If your company has a social media manager, chances are that person reports into the marketing department. But, the marketing department is not necessarily the only department that should be using social media, according to Bin Gu, a professor of information systems at the W. P. Carey School of Business.

If your company has a social media manager, chances are, that person reports into the marketing department. Given that the Pew Research Center found 72 percent of online adults are active on some form of social networking site, marketing is an appropriate home for a company’s social media initiatives.

But, it’s not necessarily the only department that should be using social media, according to Bin Gu, a professor of information systems at the W. P. Carey School of Business.

A large portion of Gu’s research centers around social media, and his investigations lead him to call this phenomenon a “disruptive innovation” because it breaks barriers both within firms and between firms and customers. Among other changes, he notes that now “customers and the general public have become part of the production function” for firms. Businesses will see social media as more than a way to get things sold. It’s also a way to get things done, he says.

R&D: Tapping into the wisdom of the world

Innovation is on Gu’s list of great things firms are doing with social media, and he’s recently turned his investigative eye toward the world of crowdsourcing. Unlike outsourcing, where firms turn a function over to another company to manage, crowdsourcing is the act of posting a problem or question on the internet and letting the masses online find an answer.

The process lets firms “tap into the wisdom of external people,” Gu notes. “The firm is not limited to the knowledge of internal R&D staff.” It minimizes risk, too, he adds, because “there is no failure cost,” he says. “People don’t get paid unless they have a solution that is acceptable to the posting firm.”

At the center of Gu’s recent research is Kaggle.com, a crowdsourcing site that challenges IT experts around the world to vie for the best predictive analytics solution to big, knotty questions. Among the big-name users of the site you’ll find NASA, which used Kaggle to improve the accuracy of imaging dark matter. Allstate Insurance turned to this resource to reduce customer churn and improve estimates on claims costs. Ford sought early detection of driver drowsiness. And, an unnamed, $100-plus billion oil and gas company tapped the Kaggle community to better predict oil reserves.

What makes research teams successful on Kaggle? Gu crunched some data himself to find out. Specifically, he examined the win ratio of competing teams, as well as the characteristics of the team members and their communication exchanges. “There are two general types of capabilities involved,” Gu explains. “One is technical capability, or how well people know data mining. The other is social capability.”

Gu examined the interaction of the two to determine the combination of capabilities likely to be most successful in tackling a contest. “What we found in the teams that were most successful is that the team leaders have high social capabilities and others on the team have high technical capabilities,” he says. “The leader needs social capabilities to coordinate and solicit knowledge out of highly technical team members.”

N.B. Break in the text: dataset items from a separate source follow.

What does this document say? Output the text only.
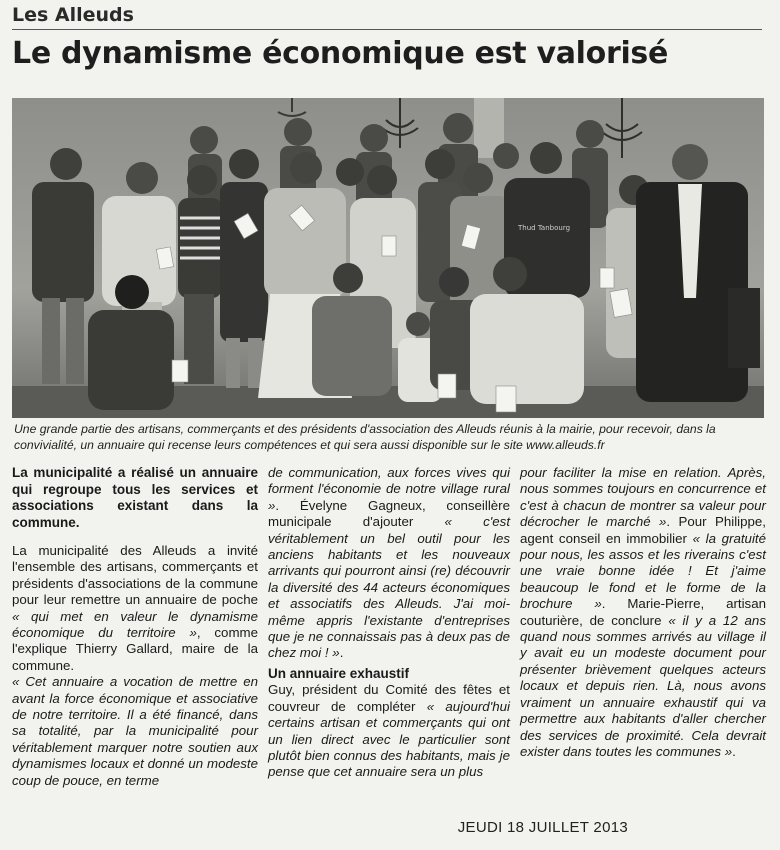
Les Alleuds
Le dynamisme économique est valorisé
Thud Tanbourg
Une grande partie des artisans, commerçants et des présidents d'association des Alleuds réunis à la mairie, pour recevoir, dans la convivialité, un annuaire qui recense leurs compétences et qui sera aussi disponible sur le site www.alleuds.fr

La municipalité a réalisé un annuaire qui regroupe tous les services et associations existant dans la commune.

La municipalité des Alleuds a invité l'ensemble des artisans, commerçants et présidents d'associations de la commune pour leur remettre un annuaire de poche « qui met en valeur le dynamisme économique du territoire », comme l'explique Thierry Gallard, maire de la commune.

« Cet annuaire a vocation de mettre en avant la force économique et associative de notre territoire. Il a été financé, dans sa totalité, par la municipalité pour véritablement marquer notre soutien aux dynamismes locaux et donné un modeste coup de pouce, en terme

de communication, aux forces vives qui forment l'économie de notre village rural ». Évelyne Gagneux, conseillère municipale d'ajouter « c'est véritablement un bel outil pour les anciens habitants et les nouveaux arrivants qui pourront ainsi (re) découvrir la diversité des 44 acteurs économiques et associatifs des Alleuds. J'ai moi-même appris l'existante d'entreprises que je ne connaissais pas à deux pas de chez moi ! ».

Un annuaire exhaustif

Guy, président du Comité des fêtes et couvreur de compléter « aujourd'hui certains artisan et commerçants qui ont un lien direct avec le particulier sont plutôt bien connus des habitants, mais je pense que cet annuaire sera un plus

pour faciliter la mise en relation. Après, nous sommes toujours en concurrence et c'est à chacun de montrer sa valeur pour décrocher le marché ». Pour Philippe, agent conseil en immobilier « la gratuité pour nous, les assos et les riverains c'est une vraie bonne idée ! Et j'aime beaucoup le fond et le forme de la brochure ». Marie-Pierre, artisan couturière, de conclure « il y a 12 ans quand nous sommes arrivés au village il y avait eu un modeste document pour présenter brièvement quelques acteurs locaux et depuis rien. Là, nous avons vraiment un annuaire exhaustif qui va permettre aux habitants d'aller chercher des services de proximité. Cela devrait exister dans toutes les communes ».

JEUDI 18 JUILLET 2013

This finding indicates firms might want to look for similar team dynamics, he adds. “When crowdsourcing within a firm, you must match people with good social capabilities and good technical capabilities. In a competitive environment, this becomes even more crucial.”

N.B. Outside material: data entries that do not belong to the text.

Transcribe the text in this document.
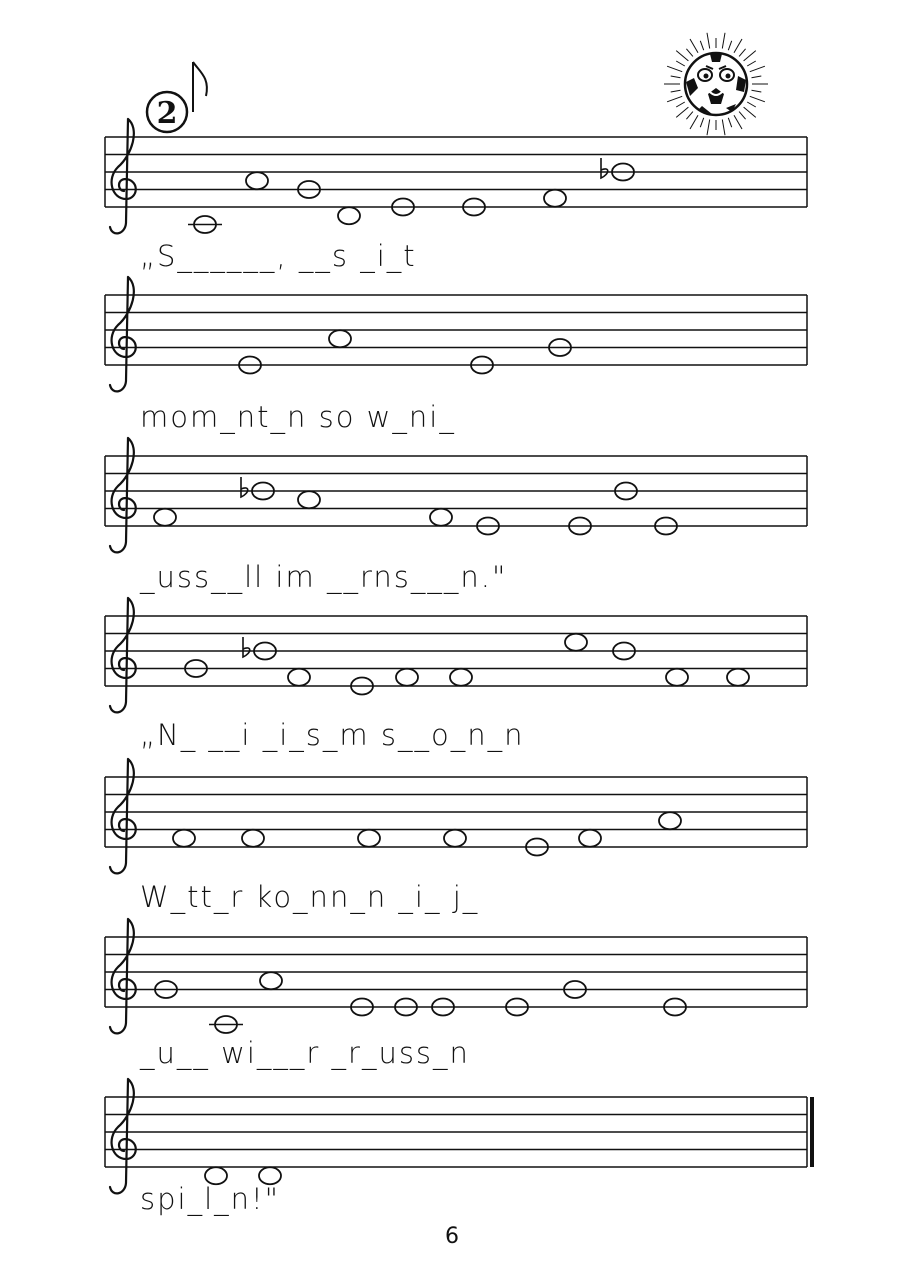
2
„S______, __s _i_t
mom_nt_n so w_ni_
_uss__ll im __rns___n."
„N_ __i _i_s_m s__o_n_n
W_tt_r ko_nn_n _i_ j_
_u__ wi___r _r_uss_n
spi_l_n!"
6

Knowledge management: Breaking the internal barriers

Group dynamics also come into play when using social media for company knowledge sharing, according to research conducted by Gu. He teamed with two other scholars to explore what made enterprise social network useful — or not useful — for a large oil and gas firm with some 200 communities sharing information online. Gu says this firm has invested heavily in knowledge sharing. It has staff devoted to the process, as well as a manager for each of the 200 communities in the enterprise social network. “Knowledge sharing really means money to them. It can cost millions of dollars for each hour an oil rig has to stop drilling because of a technical problem,” he says.

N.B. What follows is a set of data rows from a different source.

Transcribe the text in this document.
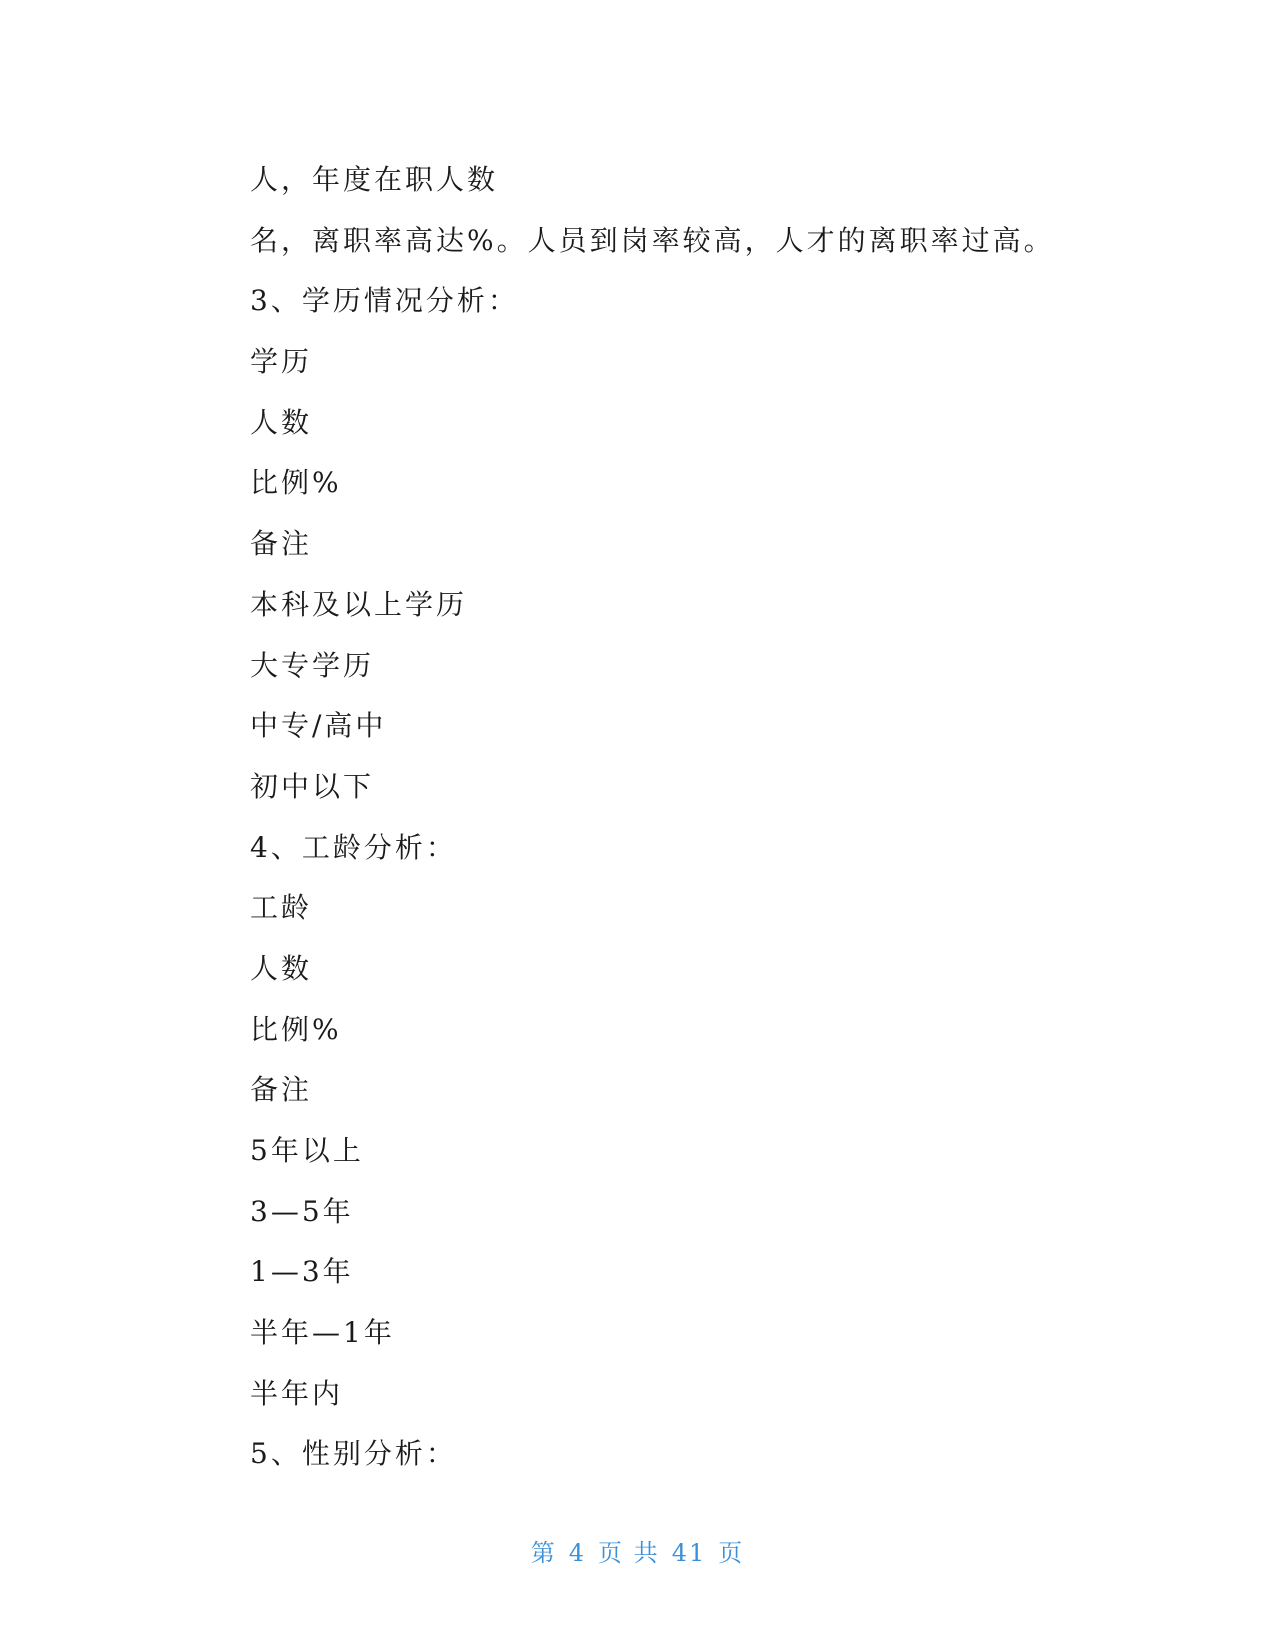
人，年度在职人数
名，离职率高达%。人员到岗率较高，人才的离职率过高。
3、学历情况分析：
学历
人数
比例%
备注
本科及以上学历
大专学历
中专/高中
初中以下
4、工龄分析：
工龄
人数
比例%
备注
5年以上
3—5年
1—3年
半年—1年
半年内
5、性别分析：
第 4 页 共 41 页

So, Gu and his colleagues tried to understand what factors encourage knowledge sharing, and he found two of extreme importance. “One we called internal cohesion,” he says. “It means everyone participates in the online communities.” Not surprisingly, if only a few people participate, the community can’t flourish, a circumstance Gu found in around 15 percent of the communities studied.

What did surprise the researchers was the second factor needed for meaningful knowledge sharing: “external participation,” or members who participate in external communities. External participation may take away a member’s time in a focal community, but they could bring in new knowledge. Gu found that for the most successful problem solving, groups need both cohesion and a fair share of multi-group teammates. “If you don’t have external participation, you won’t have new knowledge coming in,” Gu says.

Decision making: The increasing influence of customers

Problem-solving isn’t the only area where social media participants take on important roles in an organization’s operations. As noted earlier, Gu sees customers now becoming an integral part of the production function itself.

This production concept can be applied beyond the company producing a product or service for sale. Gu likens the business of politics to a manufacturing operation, where the politician’s policymaking activity, such as voting in Congress, constitutes firm output, and constituents buy the politician’s product with votes of their own. Since social media breaks the barriers between businesses and customers, Gu wondered if politicians’ participation in social media changes the way congressional members vote on legislation.

He discovered that it does, after doing a careful analysis of congressional members’ voting records before and after they started tweeting. “Generally, congressional members became more conservative in their voting after the Twitter interaction began," Gu found. That was an across-the-board impact.

“What was really interesting is that the shift can be almost entirely explained by members of Congress changing their votes to be closer to the position of voters if there was a mismatch,” he adds. “Before engaging constituents through Twitter, there were often gaps between political leanings of constituents and the congressional members’ votes. After the social media engagement, we see the congressional representative comes closer to the voters’ positions.”

Validating buzz about buzz: Coming back to marketing

Gu also has looked at social media from a marketing perspective, and he’s uncovered findings marketers should note. For instance, one of his studies, with W. P. Carey information systems professor Ben Shao and doctoral student, Chunxiao Li, showed there’s good reason for understanding the difference between firm-generated buzz and consumer-generated buzz.

“Social media performs two functions. One is information dissemination and the other is socializing,” he says. “Different social media sites serve different purposes. Twitter is better for information dissemination and Facebook is better for socializing.” Therefore, marketers need to use different social media strategies for different social media sites.

To reach this conclusion, Gu analyzed sales generated by social media sites as reported by several hundred companies. He found that firm-generated tweets drove product sales, but firm-generated Facebook postings had no effect on sales whatsoever. Only consumer-to-consumer interactions on Facebook have an effect on sales. The message is that consumer-to-consumer interaction is the rule of the game for socializing in social media sites. “You can’t just say your product is good. You have to get consumers to tell their friends your product is good,” he says.

On the flip side, a look at purchase history can outweigh praise, or at least it did when Gu looked at software downloads. "Regardless of what people said about quality, people stuck with the popular product,” he says. “They herd together.”

Consumer-to-consumer buzz works in many nuanced ways. In other research, Gu found that positive buzz improved the sales of popular products more than they helped the sales of niche products, while negative reviews hurt niche products more than the popular ones. The take-away is that positive buzz becomes all the more crucial for niche-product sellers, who often rely on the internet’s expansive distribution channel to achieve sales success.

Here too, the consumer voice impacts firm effort and activity. “Social media now penetrates throughout firm operations,” Gu says. “It’s a more disruptive force than many realize.”